This repository contains some of the materials used for the manuscript "GTRpmix: A linked general-time reversible model for profile mixture models"
-
The nexus file Matrices_GTR20.nex contains in nexus format the matrices EAL, ELM, ELM50, MXM, MXMfix, and FM described in the main manuscript.
-
The folder trees contain the Newick format for trees depicted in the Supplementary material Figures S1, S10, and S11 (denoted Sim1.treefile, ELM.treefile, and EAL.treefile) and another tree ELM_50tax.treefile.

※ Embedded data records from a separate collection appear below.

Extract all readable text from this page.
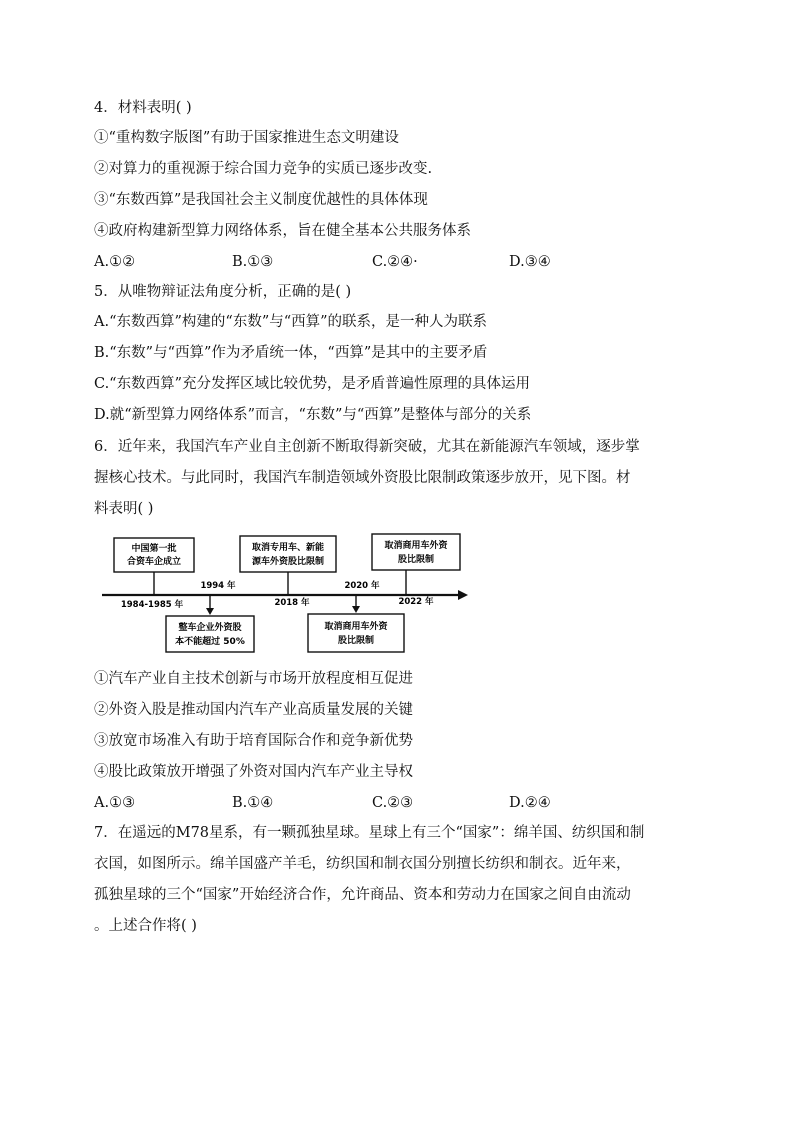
4．材料表明( )
①“重构数字版图”有助于国家推进生态文明建设
②对算力的重视源于综合国力竞争的实质已逐步改变.
③“东数西算”是我国社会主义制度优越性的具体体现
④政府构建新型算力网络体系，旨在健全基本公共服务体系
A.①②	B.①③	C.②④·	D.③④
5．从唯物辩证法角度分析，正确的是( )
A.“东数西算”构建的“东数”与“西算”的联系，是一种人为联系
B.“东数”与“西算”作为矛盾统一体，“西算”是其中的主要矛盾
C.“东数西算”充分发挥区域比较优势，是矛盾普遍性原理的具体运用
D.就“新型算力网络体系”而言，“东数”与“西算”是整体与部分的关系
6．近年来，我国汽车产业自主创新不断取得新突破，尤其在新能源汽车领域，逐步掌
握核心技术。与此同时，我国汽车制造领域外资股比限制政策逐步放开，见下图。材
料表明( )
中国第一批
合资车企成立
取消专用车、新能
源车外资股比限制
取消商用车外资
股比限制
1984-1985 年
1994 年
2018 年
2020 年
2022 年
整车企业外资股
本不能超过 50%
取消商用车外资
股比限制
①汽车产业自主技术创新与市场开放程度相互促进
②外资入股是推动国内汽车产业高质量发展的关键
③放宽市场准入有助于培育国际合作和竞争新优势
④股比政策放开增强了外资对国内汽车产业主导权
A.①③	B.①④	C.②③	D.②④
7．在遥远的M78星系，有一颗孤独星球。星球上有三个“国家”：绵羊国、纺织国和制
衣国，如图所示。绵羊国盛产羊毛，纺织国和制衣国分别擅长纺织和制衣。近年来，
孤独星球的三个“国家”开始经济合作，允许商品、资本和劳动力在国家之间自由流动
。上述合作将( )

The tree 'Sim1.treefile' was used to generate the simulations described in the section 'Parameter Estimation Performance' of the main manuscript. The trees ELM.treefile, ELM_50tax.treefile, and EAL.treefile were used to create the matrices ELM, ELM50, and ELM, respectively, as described in the main manuscript.
-
The folder Dataset contains two subdirectories, the subdirectory ELM contains the Pan-Eukaryotic data sets described in the section 'Data Sets' of the paper. The dataset denoted EAL_data.fas is the 78-taxon dataset while ELM50_data.fas is the 50-taxon dataset. Additionally, the files ELM.indices.tsv and ELM50.indices.tsv contain the partition file for every protein for the datasets ELM and ELM50 respectively. The subdirectory EAL contains the Eukaryotic-Archaeal data set, denoted EAL_data.fas, described in the section 'Data Sets' of the paper. Additionally, the file EAL_partition.out contains the partition file for every protein for such dataset.